Edge of the knife (2018) – Helen Haig-Brown & Gwaai Edenshaw

Bien noble projet que celui de ces 2 réalisateurs de faire un film pour préserver la mémoire de la langue Haïda, une langue riche et complexe (comportant une vingtaine de sons n’existant pas en anglais) et aujourd’hui seulement parlée par une vingtaine de personnes. Dans le sillon d’un autre film Atanarjuat de Zacharias Kunuk (2002) sur les Inuits, Haig-Brown et Edenshaw poursuivent ainsi une des taches que le cinéma s’était assigné depuis ses débuts : la perpétuation et de la transmission des cultures.

L’histoire, basée une sur légende locale est simple. Au cours d’une réunion familiale, un jeune chef provoque la mort accidentelle de son neveu. Peu à peu, la honte et le remord le transformeront en Gaagiixid ou homme-sauvage, figure iconique du folklore Haida.

Tourné en majorité avec des acteurs non-professionnels et avec une équipe composée en grande partie d’indigènes, avec la volonté de créer des emplois dans les réserves où a eu lieu le tournage (et où le chômage avoisinait les 70%), le film revendique clairement sa volonté de traduire le monde depuis le point de vue de ceux auxquels la parole n’est pas donnée (Edenshaw est lui-même Haida).

Le résultat est-il à la hauteur de l’intention ? A vrai dire on reste un peu sur sa faim.

Qu’on se le dise, on ne peut que saluer la reconstitution du mode de vie Haida avant l’implantation des colons, et la grande importance consacrée au geste du quotidien sous un aspect faussement documentaire dans la lignée d’un Flaherty ou d’un Epstein de l’époque Finnis Terrae, surtout avec un budget contraignant de 2 millions de dollars

Dommage cependant qu’à l’instant où l’on entre dans le domaine du surnaturel, le film pêche par certaines lourdeurs.  Certes, beaucoup d’éléments sont marquant comme ce masque en feu qui ouvre et clôture le film, comme symbole de la disparition d’une culture, où les les paysage de l’archipel Haïda conférant le mystère des lieux.  Mais les effets kitsch des scènes de la descente dans la folie du protagoniste, harcelé de visions, se mutilant avec un oursin et se muant peu à peu en démon, fait dangereusement pencher le film dans le mode sous-The Revenant, et ne parviennent pas à retranscrire l’esprit chamanique tant recherché.

Le principal intérêt d’un tel film serait l’interprétation du monde par les intéressés. La traduction en image de leur imaginaire.
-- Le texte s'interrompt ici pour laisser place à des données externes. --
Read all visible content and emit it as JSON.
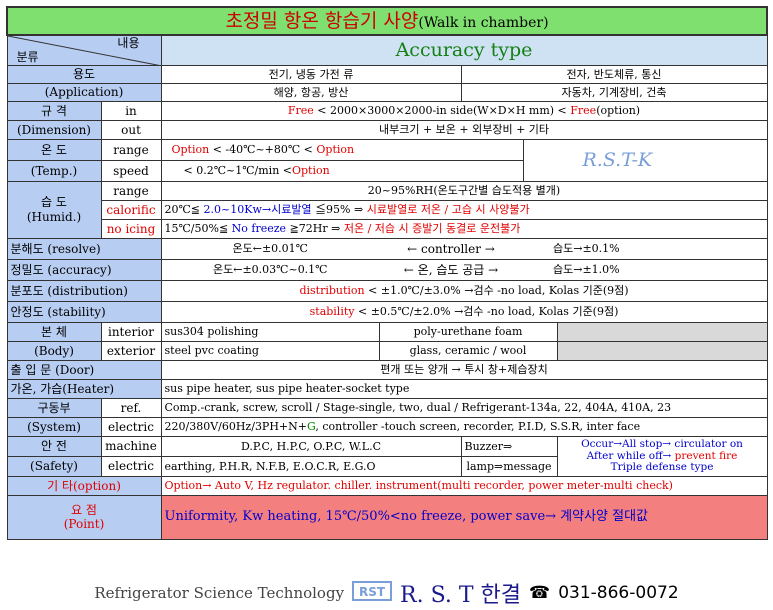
{
  "title": {
    "main": "초정밀 항온 항습기  사양",
    "suffix": "(Walk in chamber)"
  },
  "header": {
    "content_label": "내용",
    "class_label": "분류",
    "type": "Accuracy type"
  },
  "rows": {
    "use": {
      "label": "용도",
      "label_en": "(Application)",
      "a1": "전기, 냉동 가전 류",
      "a2": "전자, 반도체류, 통신",
      "b1": "해양,  항공, 방산",
      "b2": "자동차, 기계장비, 건축"
    },
    "dim": {
      "label": "규 격",
      "label_en": "(Dimension)",
      "in": "in",
      "out": "out",
      "in_red1": "Free",
      "in_text": " < 2000×3000×2000-in side(W×D×H mm) < ",
      "in_red2": "Free",
      "in_tail": "(option)",
      "out_text": "내부크기 + 보온 + 외부장비 + 기타"
    },
    "temp": {
      "label": "온 도",
      "label_en": "(Temp.)",
      "range": "range",
      "speed": "speed",
      "range_red1": "Option",
      "range_text": "  <  -40℃~+80℃   < ",
      "range_red2": "Option",
      "speed_text": "<  0.2℃~1℃/min <",
      "speed_red": "Option",
      "watermark": "R.S.T-K"
    },
    "humid": {
      "label": "습 도",
      "label_en": "(Humid.)",
      "range": "range",
      "calorific": "calorific",
      "noicing": "no icing",
      "range_text": "20~95%RH(온도구간별 습도적용 별개)",
      "cal_a": "20℃≦ ",
      "cal_b": "2.0~10Kw→시료발열",
      "cal_c": " ≦95% ⇒ ",
      "cal_d": "시료발열로 저온 / 고습 시 사양불가",
      "ice_a": "15℃/50%≦ ",
      "ice_b": "No freeze",
      "ice_c": " ≧72Hr  ⇒  ",
      "ice_d": "저온 / 저습 시 증발기 동결로 운전불가"
    },
    "resolve": {
      "label": "분해도 (resolve)",
      "a": "온도←±0.01℃",
      "b": "←    controller    →",
      "c": "습도→±0.1%"
    },
    "accuracy": {
      "label": "정밀도 (accuracy)",
      "a": "온도←±0.03℃~0.1℃",
      "b": "← 온, 습도 공급   →",
      "c": "습도→±1.0%"
    },
    "distribution": {
      "label": "분포도 (distribution)",
      "red": "distribution",
      "text": " < ±1.0℃/±3.0% →검수 -no load, Kolas 기준(9점)"
    },
    "stability": {
      "label": "안정도 (stability)",
      "red": "stability",
      "text": " < ±0.5℃/±2.0% →검수 -no load, Kolas 기준(9점)"
    },
    "body": {
      "label": "본 체",
      "label_en": "(Body)",
      "interior": "interior",
      "exterior": "exterior",
      "int_a": "sus304 polishing",
      "int_b": "poly-urethane foam",
      "ext_a": "steel pvc coating",
      "ext_b": "glass, ceramic / wool"
    },
    "door": {
      "label": "출 입 문    (Door)",
      "text": "편개 또는 양개 → 투시 창+제습장치"
    },
    "heater": {
      "label": "가온, 가습(Heater)",
      "text": "sus pipe heater,  sus pipe heater-socket type"
    },
    "system": {
      "label": "구동부",
      "label_en": "(System)",
      "ref": "ref.",
      "electric": "electric",
      "ref_text": "Comp.-crank, screw, scroll / Stage-single, two, dual / Refrigerant-134a, 22, 404A, 410A, 23",
      "elec_a": "220/380V/60Hz/3PH+N+",
      "elec_g": "G",
      "elec_b": ", controller -touch screen, recorder, P.I.D, S.S.R, inter face"
    },
    "safety": {
      "label": "안 전",
      "label_en": "(Safety)",
      "machine": "machine",
      "electric": "electric",
      "mach_text": "D.P.C,  H.P.C,  O.P.C,  W.L.C",
      "elec_text": "earthing,  P.H.R,  N.F.B,  E.O.C.R,   E.G.O",
      "buzzer": "Buzzer⇒",
      "lamp": "lamp⇒message",
      "occur": "Occur→All stop→ circulator on",
      "after_a": "After while off→ ",
      "after_red": "prevent fire",
      "triple": "Triple defense type"
    },
    "etc": {
      "label": "기 타(option)",
      "text": "Option→ Auto V, Hz regulator. chiller.  instrument(multi recorder, power meter-multi check)"
    },
    "point": {
      "label": "요 점",
      "label_en": "(Point)",
      "text": "Uniformity, Kw  heating,  15℃/50%<no freeze,  power save→ 계약사양 절대값"
    }
  },
  "footer": {
    "company_en": "Refrigerator Science Technology",
    "company": "R. S. T 한결",
    "phone_icon": "☎",
    "phone": "031-866-0072"
  },
  "colors": {
    "title_bg": "#7fe06f",
    "category_bg": "#b7cdf2",
    "point_bg": "#f47f7f",
    "accent_red": "#e00000",
    "accent_blue": "#0000cc"
  }
}
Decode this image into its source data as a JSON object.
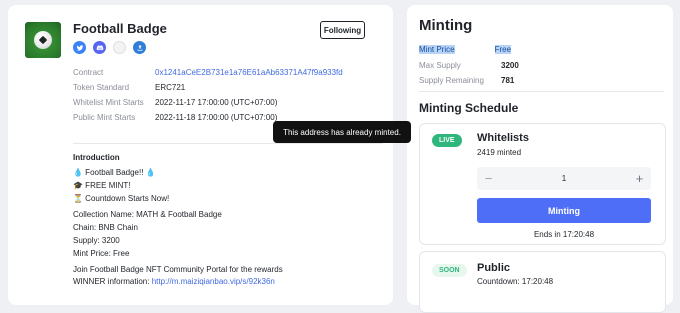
{
  "project": {
    "name": "Football Badge",
    "follow_label": "Following",
    "socials": [
      "twitter-icon",
      "discord-icon",
      "website-icon",
      "share-icon"
    ]
  },
  "details": [
    {
      "label": "Contract",
      "value": "0x1241aCeE2B731e1a76E61aAb63371A47f9a933fd"
    },
    {
      "label": "Token Standard",
      "value": "ERC721"
    },
    {
      "label": "Whitelist Mint Starts",
      "value": "2022-11-17 17:00:00 (UTC+07:00)"
    },
    {
      "label": "Public Mint Starts",
      "value": "2022-11-18 17:00:00 (UTC+07:00)"
    }
  ],
  "intro": {
    "title": "Introduction",
    "lines": [
      "💧 Football Badge!! 💧",
      "🎓 FREE MINT!",
      "⏳ Countdown Starts Now!",
      "Collection Name: MATH & Football Badge",
      "Chain: BNB Chain",
      "Supply: 3200",
      "Mint Price: Free",
      "Join Football Badge NFT Community Portal for the rewards"
    ],
    "winner_label": "WINNER information: ",
    "winner_link": "http://m.maiziqianbao.vip/s/92k36n"
  },
  "tooltip": "This address has already minted.",
  "minting": {
    "title": "Minting",
    "rows": [
      {
        "label": "Mint Price",
        "value": "Free"
      },
      {
        "label": "Max Supply",
        "value": "3200"
      },
      {
        "label": "Supply Remaining",
        "value": "781"
      }
    ]
  },
  "schedule": {
    "title": "Minting Schedule",
    "whitelist": {
      "badge": "LIVE",
      "name": "Whitelists",
      "minted": "2419 minted",
      "quantity": "1",
      "minus": "−",
      "plus": "+",
      "mint_label": "Minting",
      "ends": "Ends in 17:20:48"
    },
    "public": {
      "badge": "SOON",
      "name": "Public",
      "countdown": "Countdown: 17:20:48"
    }
  },
  "colors": {
    "accent": "#4f6ef7",
    "live": "#2eb67d",
    "link": "#4169e1"
  }
}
Or dans Edge of the knife les ficelles utilisées sont trop communes pour avoir l’impression que ce but soit pleinement atteint.

Cependant ne pêchons pas par trop d’exigences. Edge of the knife fait partie de ses films nécessaires prouvant que le cinéma peut bel et bien être encore vecteurs de lien social et porteur des voix les moins audibles.

A vrai dire, peut-être que d’autres films du même genre permettraient de parfaire l’entreprise que ce modeste film aura entamé. Affaire à suivre.

Les garçons sauvages (2018) – Bertrand Mandico

Au début du XXe siècle, cinq adolescents tuent leur professeure de lettre. S’ils évitent de peu la prison, ils sont en revanche confiés à un inquiétant capitaine soi-disant porteur d’une méthode pour amadouer les garçons trop violents. Un voyage aussi initiatique que psychédélique commence alors.

Si Bertrand Mandico signe là son premier long-métrage, il a déjà à son actif une série de courts-métrages aussi expérimentaux qu’improbables avec Jeanne d’Arc tortionnaire, monstres phalliques et autres aventures kitschs et surréalistes où l’absurde se mêle à l’érotique. C’est entièrement dans ce registre que s’inscrit Les Garçons Sauvages.

Les Garçons Sauvages fait partie de ces films purement sensoriels qui se ressentent plus qu’ils ne se comprennent. Une véritable symphonie visuelle, déviante et inclassable. Mandico y convoque des influences de tous bords qu’il semble avaler, digérer puis régurgiter pour en sortir quelque chose de nouveau. Ainsi nous croisons dans le film les ombres de Jules Verne et de Robert Louis Stevenson pour l’aventure initiatique par-delà les mers, celles de Rimbaud pour son ode à la jeunesse débridée, de Cocteau pour sa traversée onirique, de William Burroughs auquel le titre fait directement référence, et Borowczyk, et Querelle de Fassbinder et Orange Mécanique et Sa Majesté des mouches, on pourrait faire la liste pendant encore longtemps.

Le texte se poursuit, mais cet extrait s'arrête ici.